All the batsmen in England’s squad except one, even the wicketkeepers, went to private schools: Nick Compton and Gary Ballance to Harrow, Joe Root and Samit Patel to Worksop College, and so on. Alex Hales is trying to become England’s first established Test batsman from a state school since Paul Collingwood. It was no different for Bavuma: when his father moved to Johannesburg to join The Star, his son won a cricket scholarship at 17 to the private Catholic school, St David’s Marist.
This week St David’s has been playing in a schools tournament in Cape Town. On Thursday they were playing a composite township team. The township kids wore the T-shirts they had been given. The St David’s boys wore striped blazers and caps. Expert coaching, excellent pitches, contacts with Cricket South Africa, and self-esteem: they are all part of the package.
Since apartheid the Cape Coloured community has produced some top cricketers: Herschelle Gibbs and Ashwell Prince averaged more than 40 in Tests, Vernon Philander and Paul Adams have taken more than 100 wickets.
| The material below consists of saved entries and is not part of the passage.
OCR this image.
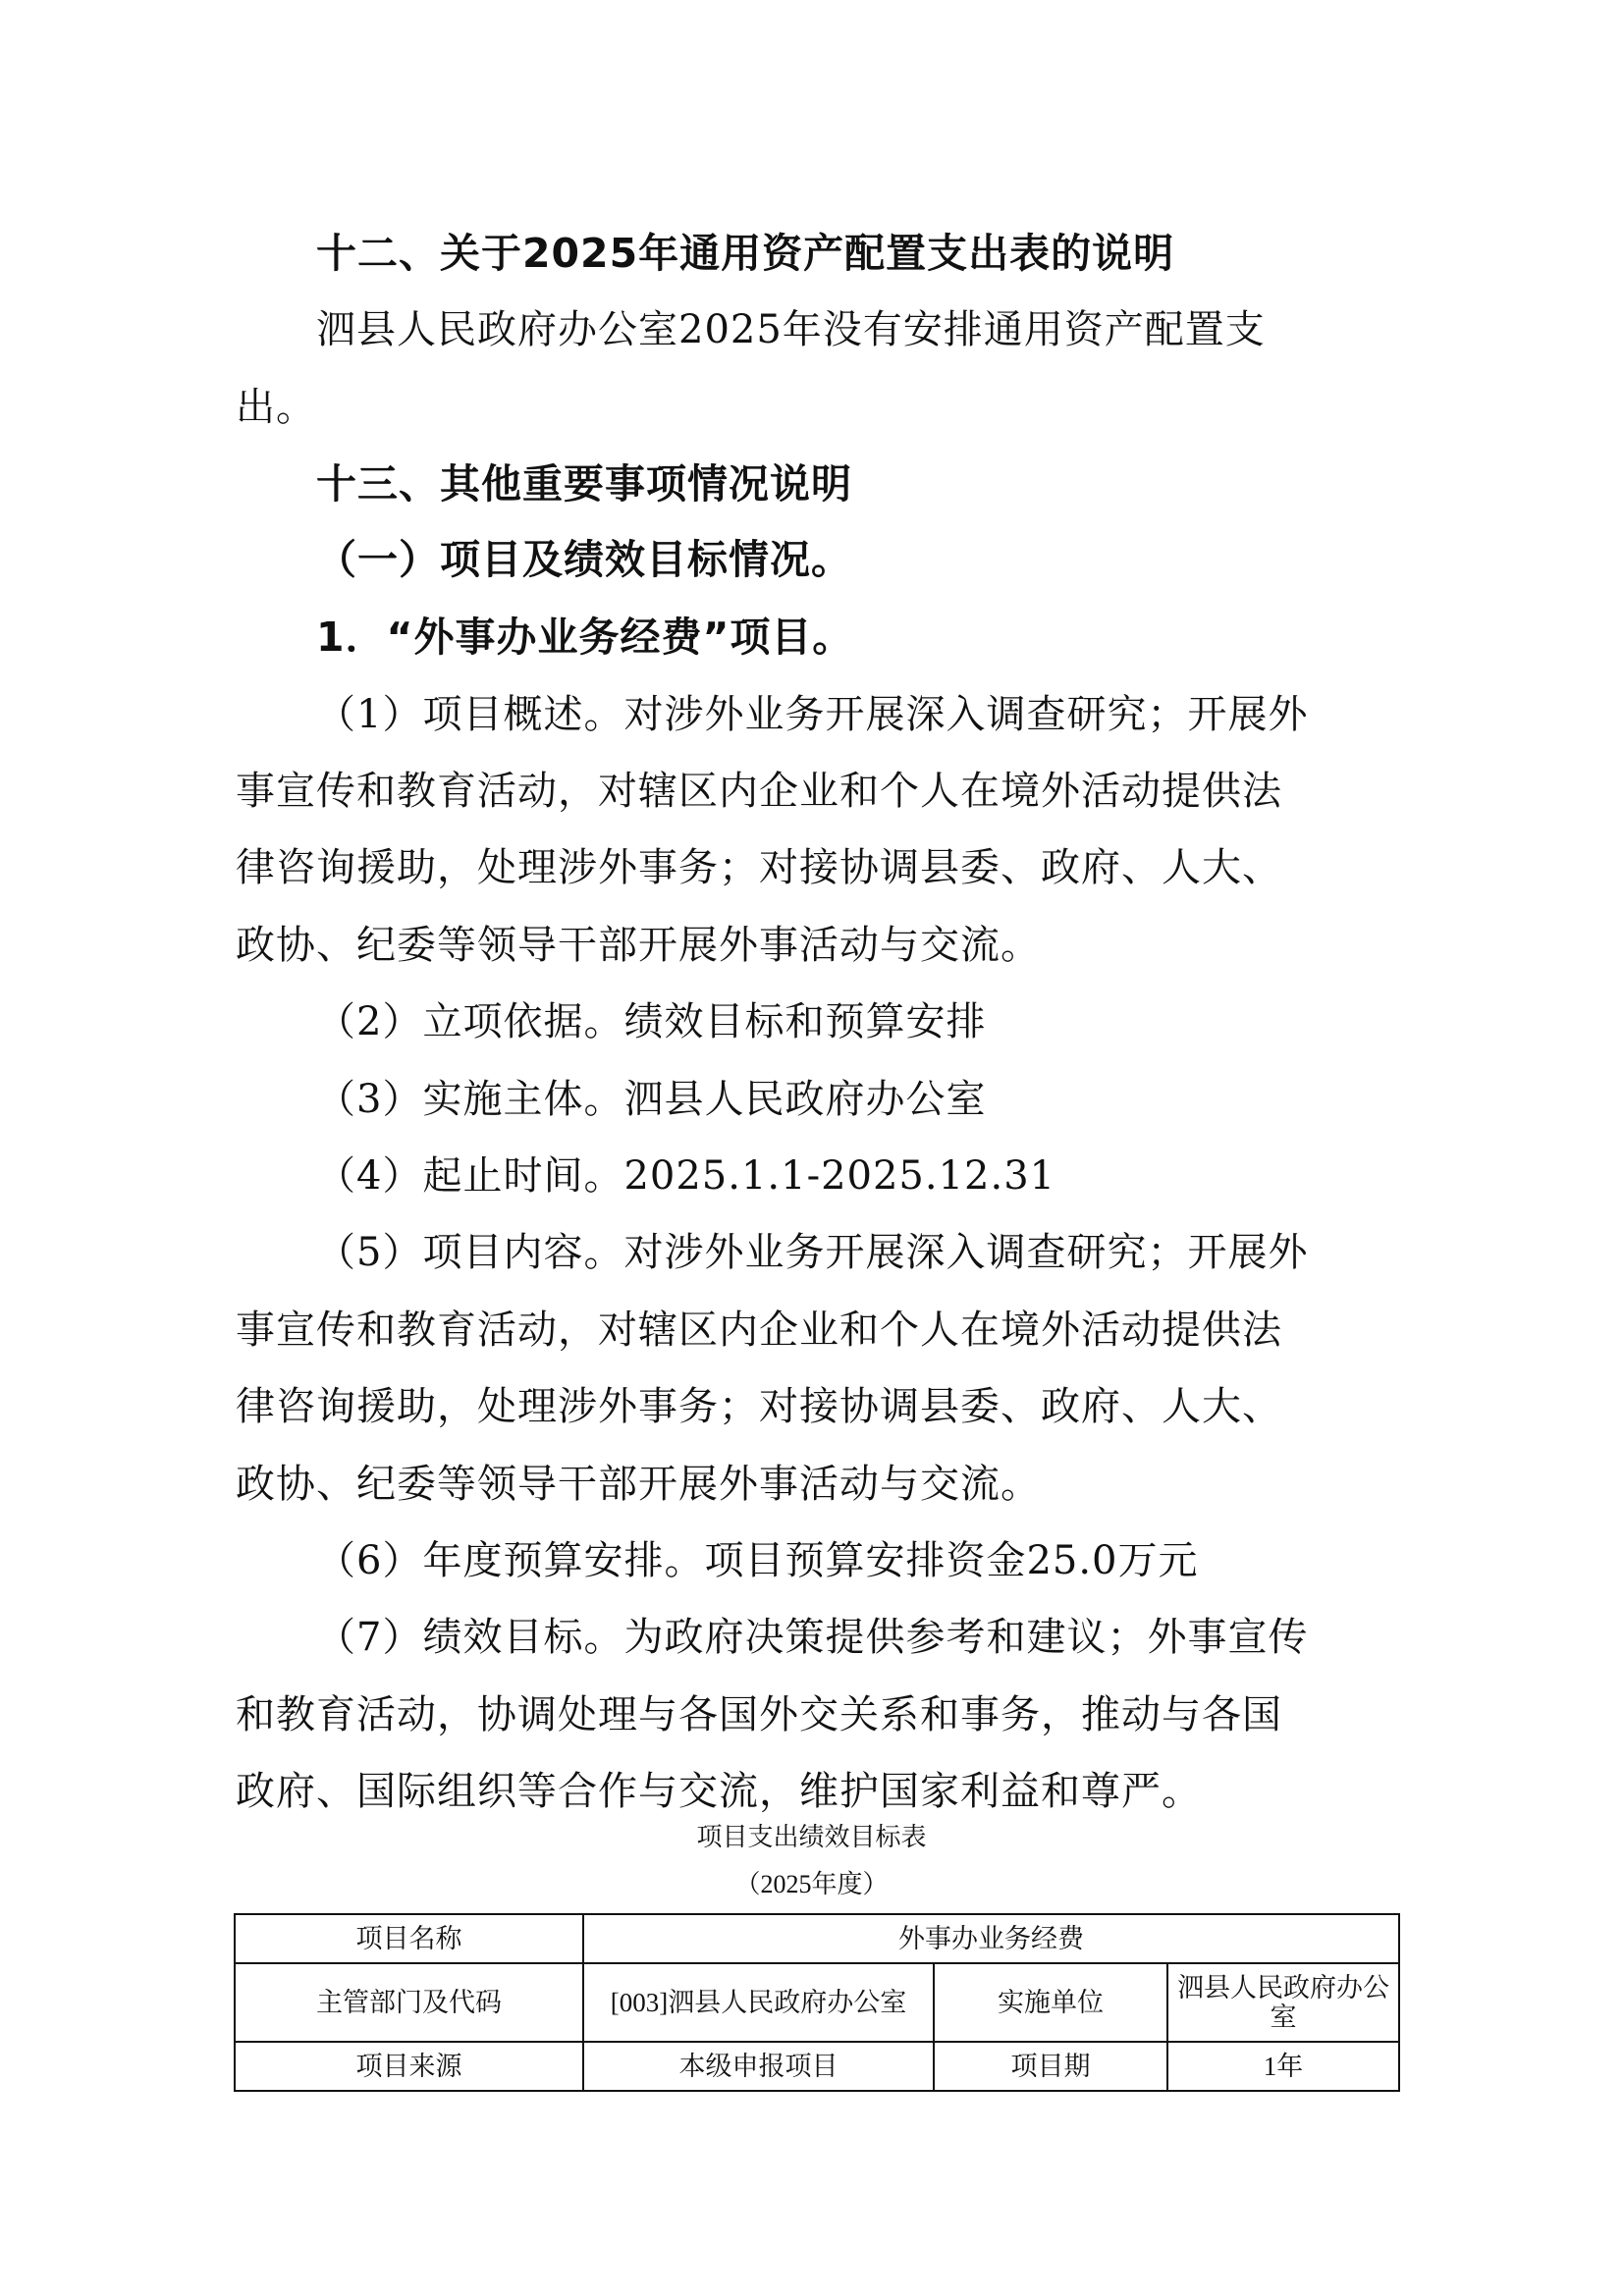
十二、关于2025年通用资产配置支出表的说明
泗县人民政府办公室2025年没有安排通用资产配置支
出。
十三、其他重要事项情况说明
（一）项目及绩效目标情况。
1．“外事办业务经费”项目。
（1）项目概述。对涉外业务开展深入调查研究；开展外
事宣传和教育活动，对辖区内企业和个人在境外活动提供法
律咨询援助，处理涉外事务；对接协调县委、政府、人大、
政协、纪委等领导干部开展外事活动与交流。
（2）立项依据。绩效目标和预算安排
（3）实施主体。泗县人民政府办公室
（4）起止时间。2025.1.1-2025.12.31
（5）项目内容。对涉外业务开展深入调查研究；开展外
事宣传和教育活动，对辖区内企业和个人在境外活动提供法
律咨询援助，处理涉外事务；对接协调县委、政府、人大、
政协、纪委等领导干部开展外事活动与交流。
（6）年度预算安排。项目预算安排资金25.0万元
（7）绩效目标。为政府决策提供参考和建议；外事宣传
和教育活动，协调处理与各国外交关系和事务，推动与各国
政府、国际组织等合作与交流，维护国家利益和尊严。
项目支出绩效目标表
（2025年度）
项目名称	外事办业务经费		
主管部门及代码	[003]泗县人民政府办公室	实施单位	泗县人民政府办公室
项目来源	本级申报项目	项目期	1年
The prize for winning this series is the Basil d’Oliveira Trophy, in memory of the great cricketer who could have scored many centuries for South Africa if he had been allowed, and against many countries too as South Africa would not have been banned.
When Hashim Amla announced his resignation from the Test captaincy straight after the Test at Newlands, he was accompanied not only by the Cape Coloured coach Russell Domingo, but by two officials from the Indian community like himself. One, the CSA’s chief executive Haroon Lorgat, announced the captaincy would pass to AB de Villiers.
But even though the wind had picked up and swirled around Table Mountain, the cheers for Bavumba had not entirely died away – and never will.